Has anyone out there seen The White Ribbon? We watched it last night, and although we were spellbound, we were also a little horrified. The story takes place in this lovely German village right before World War I. During the course of a year, several tragic events take place: A woman falls through a floor to her death, a doctor and his horse are tripped by a wire strung between trees, a young child is caned and hung upside down, a mentally retarded child is tortured, a man hangs himself, and on and on and on.
Told from the vantage point of the village schoolteacher, the children seem bright, respectful, and if not angelic, then “good.” As the movie progresses, we learn that perhaps one reason they’re so well behaved is because they get the starch beaten out of them for even minor infractions. Appallingly, the worst offender is the village pastor who canes his two oldest children because they’re late for dinner. They then have to start wearing white ribbons as a reminders of purity and innocence.
Several other events are taking place all around the village, and we soon learned that almost every home has some sort of abuse, neglect, or horror going on behind closed doors. The good doctor had been “carrying on” with his helper/midwife for years, and in a particularly cruel scene, he tells her that she’s ugly, flabby, messy, disgusting…oh, and that she has bad breath. He then begins to sexually abuse his teenage daughter, and at the end of the movie, the family disappears, apparently taking the mentally retarded son of the midwife with them.
The movie ends with the townspeople gathering to hear news of the war, and they look like ordinary people, not ogres.

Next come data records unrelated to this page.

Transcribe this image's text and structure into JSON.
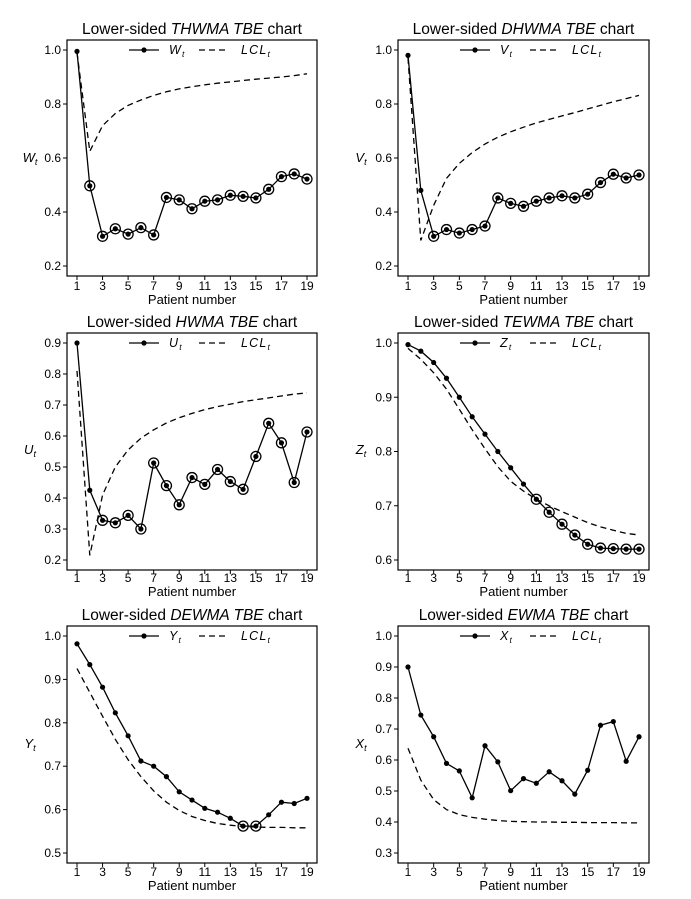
{
  "chart_data": [
    {
      "type": "line",
      "title_prefix": "Lower-sided ",
      "title_italic": "THWMA TBE",
      "title_suffix": " chart",
      "ylabel": "W",
      "ylabel_sub": "t",
      "xlabel": "Patient number",
      "xlim": [
        1,
        19
      ],
      "ylim": [
        0.2,
        1.0
      ],
      "yticks": [
        0.2,
        0.4,
        0.6,
        0.8,
        1.0
      ],
      "ytick_labels": [
        "0.2",
        "0.4",
        "0.6",
        "0.8",
        "1.0"
      ],
      "xticks": [
        1,
        3,
        5,
        7,
        9,
        11,
        13,
        15,
        17,
        19
      ],
      "xtick_labels": [
        "1",
        "3",
        "5",
        "7",
        "9",
        "11",
        "13",
        "15",
        "17",
        "19"
      ],
      "legend": {
        "stat_label": "W",
        "stat_sub": "t",
        "limit_label": "LCL",
        "limit_sub": "t"
      },
      "x": [
        1,
        2,
        3,
        4,
        5,
        6,
        7,
        8,
        9,
        10,
        11,
        12,
        13,
        14,
        15,
        16,
        17,
        18,
        19
      ],
      "statistic": [
        0.995,
        0.497,
        0.31,
        0.338,
        0.318,
        0.342,
        0.315,
        0.454,
        0.445,
        0.412,
        0.44,
        0.445,
        0.462,
        0.458,
        0.452,
        0.484,
        0.531,
        0.541,
        0.522
      ],
      "lcl": [
        0.99,
        0.625,
        0.72,
        0.765,
        0.795,
        0.815,
        0.832,
        0.845,
        0.856,
        0.864,
        0.871,
        0.877,
        0.882,
        0.887,
        0.892,
        0.896,
        0.9,
        0.905,
        0.912
      ],
      "signals": [
        2,
        3,
        4,
        5,
        6,
        7,
        8,
        9,
        10,
        11,
        12,
        13,
        14,
        15,
        16,
        17,
        18,
        19
      ]
    },
    {
      "type": "line",
      "title_prefix": "Lower-sided ",
      "title_italic": "DHWMA TBE",
      "title_suffix": " chart",
      "ylabel": "V",
      "ylabel_sub": "t",
      "xlabel": "Patient number",
      "xlim": [
        1,
        19
      ],
      "ylim": [
        0.2,
        1.0
      ],
      "yticks": [
        0.2,
        0.4,
        0.6,
        0.8,
        1.0
      ],
      "ytick_labels": [
        "0.2",
        "0.4",
        "0.6",
        "0.8",
        "1.0"
      ],
      "xticks": [
        1,
        3,
        5,
        7,
        9,
        11,
        13,
        15,
        17,
        19
      ],
      "xtick_labels": [
        "1",
        "3",
        "5",
        "7",
        "9",
        "11",
        "13",
        "15",
        "17",
        "19"
      ],
      "legend": {
        "stat_label": "V",
        "stat_sub": "t",
        "limit_label": "LCL",
        "limit_sub": "t"
      },
      "x": [
        1,
        2,
        3,
        4,
        5,
        6,
        7,
        8,
        9,
        10,
        11,
        12,
        13,
        14,
        15,
        16,
        17,
        18,
        19
      ],
      "statistic": [
        0.98,
        0.48,
        0.31,
        0.335,
        0.322,
        0.335,
        0.348,
        0.452,
        0.432,
        0.421,
        0.44,
        0.452,
        0.46,
        0.452,
        0.466,
        0.509,
        0.54,
        0.526,
        0.537
      ],
      "lcl": [
        0.97,
        0.295,
        0.425,
        0.525,
        0.58,
        0.62,
        0.652,
        0.677,
        0.697,
        0.714,
        0.73,
        0.743,
        0.756,
        0.768,
        0.782,
        0.795,
        0.808,
        0.82,
        0.832
      ],
      "signals": [
        3,
        4,
        5,
        6,
        7,
        8,
        9,
        10,
        11,
        12,
        13,
        14,
        15,
        16,
        17,
        18,
        19
      ]
    },
    {
      "type": "line",
      "title_prefix": "Lower-sided ",
      "title_italic": "HWMA TBE",
      "title_suffix": " chart",
      "ylabel": "U",
      "ylabel_sub": "t",
      "xlabel": "Patient number",
      "xlim": [
        1,
        19
      ],
      "ylim": [
        0.2,
        0.9
      ],
      "yticks": [
        0.2,
        0.3,
        0.4,
        0.5,
        0.6,
        0.7,
        0.8,
        0.9
      ],
      "ytick_labels": [
        "0.2",
        "0.3",
        "0.4",
        "0.5",
        "0.6",
        "0.7",
        "0.8",
        "0.9"
      ],
      "xticks": [
        1,
        3,
        5,
        7,
        9,
        11,
        13,
        15,
        17,
        19
      ],
      "xtick_labels": [
        "1",
        "3",
        "5",
        "7",
        "9",
        "11",
        "13",
        "15",
        "17",
        "19"
      ],
      "legend": {
        "stat_label": "U",
        "stat_sub": "t",
        "limit_label": "LCL",
        "limit_sub": "t"
      },
      "x": [
        1,
        2,
        3,
        4,
        5,
        6,
        7,
        8,
        9,
        10,
        11,
        12,
        13,
        14,
        15,
        16,
        17,
        18,
        19
      ],
      "statistic": [
        0.9,
        0.425,
        0.328,
        0.32,
        0.344,
        0.3,
        0.513,
        0.44,
        0.378,
        0.466,
        0.444,
        0.492,
        0.453,
        0.428,
        0.534,
        0.641,
        0.578,
        0.45,
        0.613
      ],
      "lcl": [
        0.81,
        0.215,
        0.41,
        0.5,
        0.555,
        0.593,
        0.62,
        0.642,
        0.659,
        0.673,
        0.685,
        0.695,
        0.703,
        0.711,
        0.717,
        0.723,
        0.729,
        0.735,
        0.739
      ],
      "signals": [
        3,
        4,
        5,
        6,
        7,
        8,
        9,
        10,
        11,
        12,
        13,
        14,
        15,
        16,
        17,
        18,
        19
      ]
    },
    {
      "type": "line",
      "title_prefix": "Lower-sided ",
      "title_italic": "TEWMA TBE",
      "title_suffix": " chart",
      "ylabel": "Z",
      "ylabel_sub": "t",
      "xlabel": "Patient number",
      "xlim": [
        1,
        19
      ],
      "ylim": [
        0.6,
        1.0
      ],
      "yticks": [
        0.6,
        0.7,
        0.8,
        0.9,
        1.0
      ],
      "ytick_labels": [
        "0.6",
        "0.7",
        "0.8",
        "0.9",
        "1.0"
      ],
      "xticks": [
        1,
        3,
        5,
        7,
        9,
        11,
        13,
        15,
        17,
        19
      ],
      "xtick_labels": [
        "1",
        "3",
        "5",
        "7",
        "9",
        "11",
        "13",
        "15",
        "17",
        "19"
      ],
      "legend": {
        "stat_label": "Z",
        "stat_sub": "t",
        "limit_label": "LCL",
        "limit_sub": "t"
      },
      "x": [
        1,
        2,
        3,
        4,
        5,
        6,
        7,
        8,
        9,
        10,
        11,
        12,
        13,
        14,
        15,
        16,
        17,
        18,
        19
      ],
      "statistic": [
        0.997,
        0.985,
        0.964,
        0.935,
        0.9,
        0.864,
        0.832,
        0.8,
        0.77,
        0.74,
        0.712,
        0.688,
        0.666,
        0.646,
        0.629,
        0.622,
        0.621,
        0.62,
        0.62
      ],
      "lcl": [
        0.99,
        0.97,
        0.945,
        0.915,
        0.878,
        0.84,
        0.805,
        0.772,
        0.745,
        0.727,
        0.712,
        0.7,
        0.689,
        0.679,
        0.669,
        0.661,
        0.655,
        0.649,
        0.646
      ],
      "signals": [
        11,
        12,
        13,
        14,
        15,
        16,
        17,
        18,
        19
      ]
    },
    {
      "type": "line",
      "title_prefix": "Lower-sided ",
      "title_italic": "DEWMA TBE",
      "title_suffix": " chart",
      "ylabel": "Y",
      "ylabel_sub": "t",
      "xlabel": "Patient number",
      "xlim": [
        1,
        19
      ],
      "ylim": [
        0.5,
        1.0
      ],
      "yticks": [
        0.5,
        0.6,
        0.7,
        0.8,
        0.9,
        1.0
      ],
      "ytick_labels": [
        "0.5",
        "0.6",
        "0.7",
        "0.8",
        "0.9",
        "1.0"
      ],
      "xticks": [
        1,
        3,
        5,
        7,
        9,
        11,
        13,
        15,
        17,
        19
      ],
      "xtick_labels": [
        "1",
        "3",
        "5",
        "7",
        "9",
        "11",
        "13",
        "15",
        "17",
        "19"
      ],
      "legend": {
        "stat_label": "Y",
        "stat_sub": "t",
        "limit_label": "LCL",
        "limit_sub": "t"
      },
      "x": [
        1,
        2,
        3,
        4,
        5,
        6,
        7,
        8,
        9,
        10,
        11,
        12,
        13,
        14,
        15,
        16,
        17,
        18,
        19
      ],
      "statistic": [
        0.982,
        0.934,
        0.882,
        0.823,
        0.77,
        0.712,
        0.7,
        0.676,
        0.641,
        0.622,
        0.603,
        0.594,
        0.58,
        0.562,
        0.562,
        0.588,
        0.617,
        0.614,
        0.626
      ],
      "lcl": [
        0.925,
        0.87,
        0.815,
        0.762,
        0.715,
        0.676,
        0.643,
        0.617,
        0.598,
        0.584,
        0.575,
        0.568,
        0.564,
        0.561,
        0.56,
        0.559,
        0.559,
        0.558,
        0.558
      ],
      "signals": [
        14,
        15
      ]
    },
    {
      "type": "line",
      "title_prefix": "Lower-sided ",
      "title_italic": "EWMA TBE",
      "title_suffix": " chart",
      "ylabel": "X",
      "ylabel_sub": "t",
      "xlabel": "Patient number",
      "xlim": [
        1,
        19
      ],
      "ylim": [
        0.3,
        1.0
      ],
      "yticks": [
        0.3,
        0.4,
        0.5,
        0.6,
        0.7,
        0.8,
        0.9,
        1.0
      ],
      "ytick_labels": [
        "0.3",
        "0.4",
        "0.5",
        "0.6",
        "0.7",
        "0.8",
        "0.9",
        "1.0"
      ],
      "xticks": [
        1,
        3,
        5,
        7,
        9,
        11,
        13,
        15,
        17,
        19
      ],
      "xtick_labels": [
        "1",
        "3",
        "5",
        "7",
        "9",
        "11",
        "13",
        "15",
        "17",
        "19"
      ],
      "legend": {
        "stat_label": "X",
        "stat_sub": "t",
        "limit_label": "LCL",
        "limit_sub": "t"
      },
      "x": [
        1,
        2,
        3,
        4,
        5,
        6,
        7,
        8,
        9,
        10,
        11,
        12,
        13,
        14,
        15,
        16,
        17,
        18,
        19
      ],
      "statistic": [
        0.9,
        0.745,
        0.675,
        0.589,
        0.565,
        0.478,
        0.646,
        0.594,
        0.501,
        0.54,
        0.525,
        0.562,
        0.533,
        0.49,
        0.567,
        0.712,
        0.724,
        0.596,
        0.675
      ],
      "lcl": [
        0.638,
        0.535,
        0.472,
        0.44,
        0.424,
        0.415,
        0.409,
        0.405,
        0.402,
        0.401,
        0.4,
        0.4,
        0.399,
        0.399,
        0.398,
        0.398,
        0.398,
        0.397,
        0.397
      ],
      "signals": []
    }
  ]
}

The problem we had was that there was no closure. Who was doing the killing and torturing? The children? My sister-in-law discussed it again this morning, and she thinks the children were the culprits and that they did what they did because they were so abused by their “loving” parents.” Maybe so, but I’ve seen meanness manifested by people who’ve been smothered with the warmest TLC out there.
I’m wondering if the movie is meant to show that people everywhere have that little something, the so-called “natural man,” that they must overcome. And just think: this was a tiny village. Imagine this malice on a larger scale.